Gerade aber solche Fragen standen bei der Überwindung des staatssozialistischen Erbes in der Gründungsphase der PDS im Mittelpunkt und wurden danach häufig auch als Gründungskonsens bezeichnet. Für uns stellt sich die Frage, ob wir diese Kriterien bei der Beurteilung der Politik der Kommunistischen Partei Chinas vollständig außer Acht lassen. Spricht man übrigens mit Vertretern der KP Chinas darüber, gehen sie davon aus, dass jedes politische System seine eigenen Regularien entwickeln muss und die Betonung individueller Rechte gegenüber der Gemeinschaft einfach nicht der chinesischen Tradition entspricht. Die Freiheit des Einzelnen als Voraussetzung für die Freiheit aller ist aus deren Perspektive keine linke Zielstellung, sondern eine europäische Spielart des Marxismus. Dieser Perspektive will und kann ich mich allerdings nicht anschließen.

Wer in den letzten 15 Jahren die sozialökonomische Entwicklung Chinas beobachtet hat, wurde Zeuge eines fundamentalen Paradigmenwechsels. Während bis dahin die Reformpolitik von Deng Xiaoping mit der Zielstellung der ökonomischen Öffnung und dem einprägsamen Motto »Einige müssen zuerst reich werden« im Zentrum gestanden hat, steht seit einigen Jahren nicht nur in den politischen Äußerungen, sondern auch in der Realität die Verbesserung der Lebenssituation der gesamten Bevölkerung im Mittelpunkt.

Allerdings ist die Reichtumsverteilung innerhalb der Volksrepublik China, die Wirksamkeit von Arbeitnehmerrechten bis hin zur Situation der unterprivilegierten Wanderarbeiter nach unseren Maßstäben stark neoliberal ausgeprägt. Auch heute noch bestehen große Teile der chinesischen Wirtschaft aus Massenproduktion in Fabriken ausländischer Investoren. Es hat einen Grund, warum die Apple-Geräte nach wie vor überwiegend am Perlflussdelta und nicht in Kalifornien gebaut werden.

Übrigens fanden die Arbeiteraufstände vor einigen Jahren in diesen Werken bei weitem nicht dort statt, wo es in China die schlechtesten Arbeitsbedingungen gibt. Allerdings darf in diesem Kontext nicht vergessen werden, dass die von mir so bezeichnete sozialdemokratische Wende der letzten Jahre die massive Erhöhung von Löhnen und den Aufbau von sozialen Sicherungssystemen bewirkt hat. Dies hat maßgeblich dazu beigetragen, China als Binnenmarkt zu entwickeln und die sozialökonomischen Spannungen im Land zu reduzieren.
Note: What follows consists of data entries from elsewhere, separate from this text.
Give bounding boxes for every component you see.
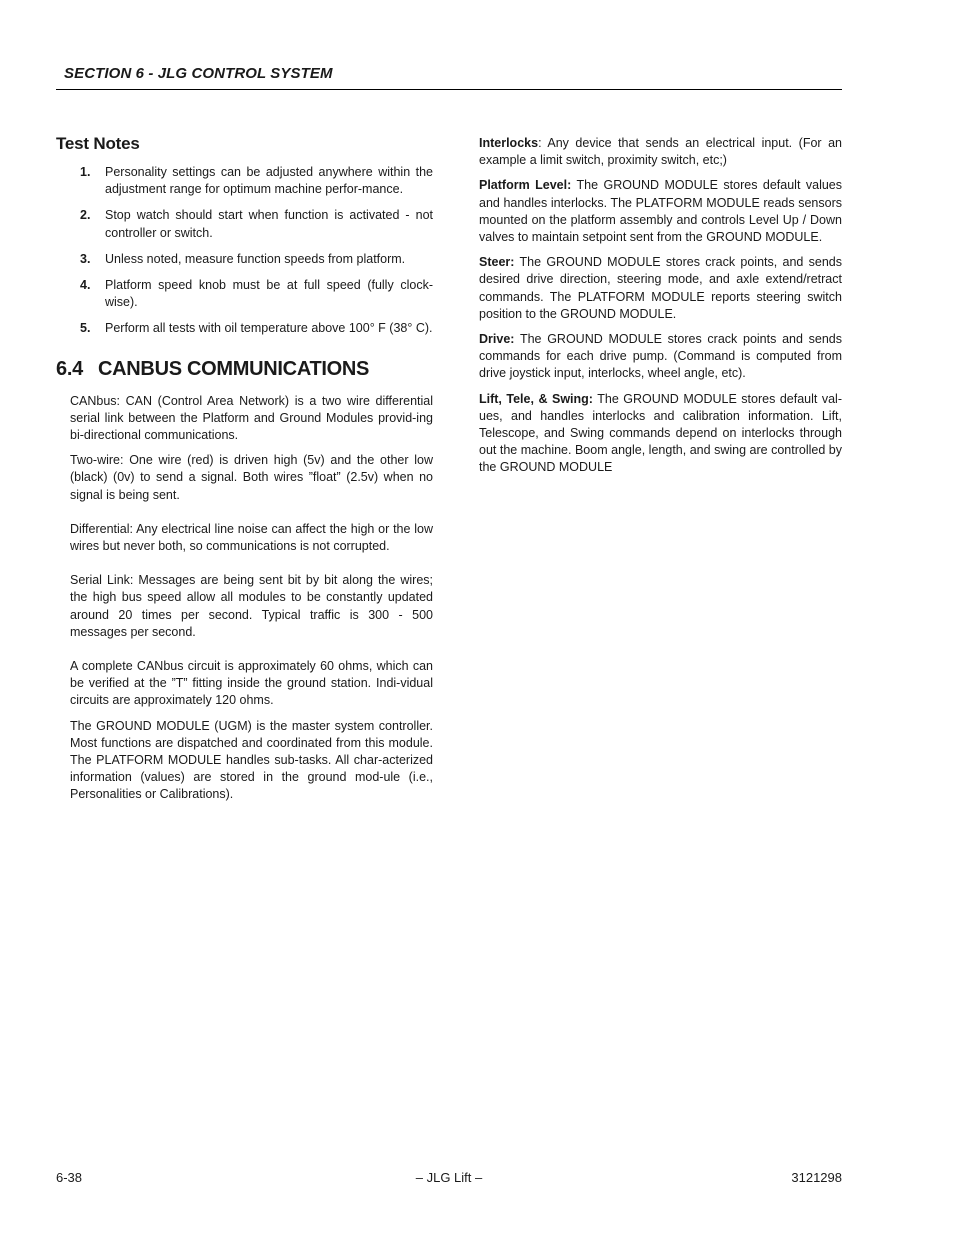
definition-term: Platform Level: xyxy=(479,178,572,193)
page-number: 6-38 xyxy=(56,1170,83,1185)
list-item-number: 5. xyxy=(80,321,91,336)
section-number: 6.4 xyxy=(56,357,83,380)
list-item-text: Perform all tests with oil temperature above 100° F (38° C). xyxy=(105,321,433,336)
definition-drive xyxy=(479,331,842,383)
footer-center-text: – JLG Lift – xyxy=(415,1170,483,1185)
paragraph-circuit: A complete CANbus circuit is approximately 60 ohms, which can be verified at the ”T” fitting inside the ground station. Indi-vidual circuits are approximately 120 ohms. xyxy=(70,659,433,708)
list-item xyxy=(56,164,433,198)
page-header-title: SECTION 6 - JLG CONTROL SYSTEM xyxy=(64,65,333,82)
definition-term: Steer: xyxy=(479,255,515,270)
definition-term: Drive: xyxy=(479,332,515,347)
definition-interlocks xyxy=(479,135,842,169)
list-item-text: Unless noted, measure function speeds from platform. xyxy=(105,251,406,266)
list-item xyxy=(56,320,433,337)
left-column xyxy=(56,134,433,812)
definition-separator: : xyxy=(538,136,548,150)
list-item-number: 3. xyxy=(80,251,91,266)
paragraph-ground-module: The GROUND MODULE (UGM) is the master system controller. Most functions are dispatched and coordinated from this module. The PLATFORM MODULE handles sub-tasks. All char-acterized information (values) are stored in the ground mod-ule (i.e., Personalities or Calibrations). xyxy=(70,718,433,802)
document-number: 3121298 xyxy=(791,1170,842,1185)
definition-text: The GROUND MODULE stores default values and handles interlocks. The PLATFORM MODULE reads sensors mounted on the platform assembly and controls Level Up / Down valves to maintain setpoint sent from the GROUND MODULE. xyxy=(479,178,842,245)
definition-text: The GROUND MODULE stores crack points and sends commands for each drive pump. (Command is computed from drive joystick input, interlocks, wheel angle, etc). xyxy=(479,332,843,381)
list-item-number: 4. xyxy=(80,278,91,293)
paragraph-two-wire: Two-wire: One wire (red) is driven high (5v) and the other low (black) (0v) to send a signal. Both wires ”float” (2.5v) when no signal is being sent. xyxy=(70,453,433,502)
paragraph-differential: Differential: Any electrical line noise can affect the high or the low wires but never both, so communications is not corrupted. xyxy=(70,521,433,554)
list-item xyxy=(56,277,433,311)
list-item-number: 1. xyxy=(80,165,91,179)
list-item xyxy=(56,207,433,241)
definition-text: The GROUND MODULE stores default val-ues, and handles interlocks and calibration information. Lift, Telescope, and Swing commands depend on interlocks through out the machine. Boom angle, length, and swing are controlled by the GROUND MODULE xyxy=(479,391,842,475)
list-item-text: Platform speed knob must be at full speed (fully clock-wise). xyxy=(105,278,433,310)
test-notes-list xyxy=(56,164,433,338)
list-item-text: Personality settings can be adjusted anywhere within the adjustment range for optimum machine perfor-mance. xyxy=(105,165,433,197)
definition-lift-tele-swing xyxy=(479,391,842,477)
definition-platform-level xyxy=(479,177,842,246)
definition-term: Interlocks xyxy=(479,136,539,150)
list-item-text: Stop watch should start when function is activated - not controller or switch. xyxy=(105,208,433,240)
list-item xyxy=(56,251,433,268)
paragraph-canbus: CANbus: CAN (Control Area Network) is a two wire differential serial link between the Platform and Ground Modules provid-ing bi-directional communications. xyxy=(70,393,433,443)
definition-steer xyxy=(479,254,842,323)
paragraph-serial-link: Serial Link: Messages are being sent bit by bit along the wires; the high bus speed allow all modules to be constantly updated around 20 times per second. Typical traffic is 300 - 500 messages per second. xyxy=(70,573,433,639)
test-notes-heading: Test Notes xyxy=(56,134,140,153)
definition-text: Any device that sends an electrical input. (For an example a limit switch, proximity switch, etc;) xyxy=(479,136,842,168)
header-divider xyxy=(56,89,842,90)
section-heading xyxy=(56,358,433,381)
definition-text: The GROUND MODULE stores crack points, and sends desired drive direction, steering mode, and axle extend/retract commands. The PLATFORM MODULE reports steering switch position to the GROUND MODULE. xyxy=(479,255,843,321)
list-item-number: 2. xyxy=(80,208,91,223)
section-title: CANBUS COMMUNICATIONS xyxy=(98,357,370,380)
definition-term: Lift, Tele, & Swing: xyxy=(479,391,593,406)
right-column xyxy=(479,135,842,485)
Ein weiteres genau zu analysierendes Feld ist die Formulierung des globalen Anspruchs Chinas. Die ökonomische Strategie dazu, die neue Seidenstraßeninitiative, hat das Ziel, globale Wertschöpfungsketten so zu organisieren, dass sie dem Wachstum der chinesischen Volkswirtschaft dienen. Ich bin in den letzten Jahren häufig gefragt worden, ob es sich hierbei um eine imperiale Strategie handelt. Man kann diese Frage bejahen, allerdings mit dem Zusatz: Dann ist sie die beste, die es je in der Geschichte der Menschheit gab. Denn die Grundidee dieser Strategie geht davon aus, dass die Entwicklung von Infrastruktur weltweit die Voraussetzung für die Umsetzung chinesischer Wirtschaftsinteressen ist.
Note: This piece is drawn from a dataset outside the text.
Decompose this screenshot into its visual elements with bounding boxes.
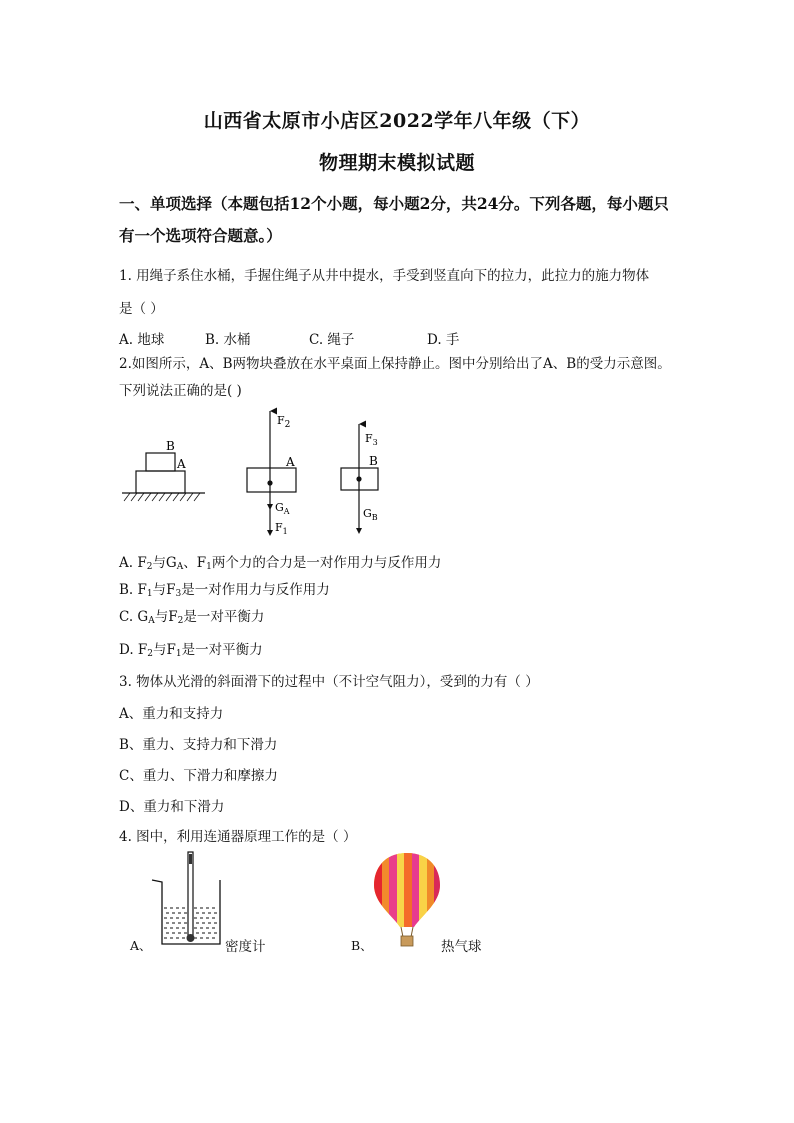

Zweifellos unterscheidet sich diese Strategie maßgeblich von der Kanonenboot-Politik Europas und der USA in Vergangenheit und Gegenwart. Allerdings stellt sich die Frage, ob der Besitz und die Kontrolle Chinas über Infrastruktur in Zentralasien, Europa, Afrika oder Lateinamerika mit linken Vorstellungen in Übereinklang zu bringen ist. Ich habe da erhebliche Zweifel. Zu den sozialen und politischen Folgen dieser chinesischen Expansionspolitik empfehle ich ausdrücklich die Studie der Rosa-Luxemburg-Stiftung von Wolfram Schaffar zur Entwicklung des globalen Autoritarismus aus dem Jahr 2019.

Nach jedem meiner Besuche in der Volksrepublik China in den letzten Jahren war ich tief beeindruckt von der dortigen Entwicklung, und mir wurde jedes Mal die Absurdität des Mainstreams der politischen Berichterstattung über China in Deutschland vor Augen geführt. Das darf allerdings nicht dazu führen, einen unkritischen Blick zu entwickeln, weil Konservative und Neoliberale gerade das Feindbild China aufbauen.

Es bleibt unsere Aufgabe als Linke, vor dem hoffentlich stattfindenden China-EU-Gipfel im Herbst in Leipzig eine Position zu entwickeln, die diesen Anforderungen Rechnung trägt.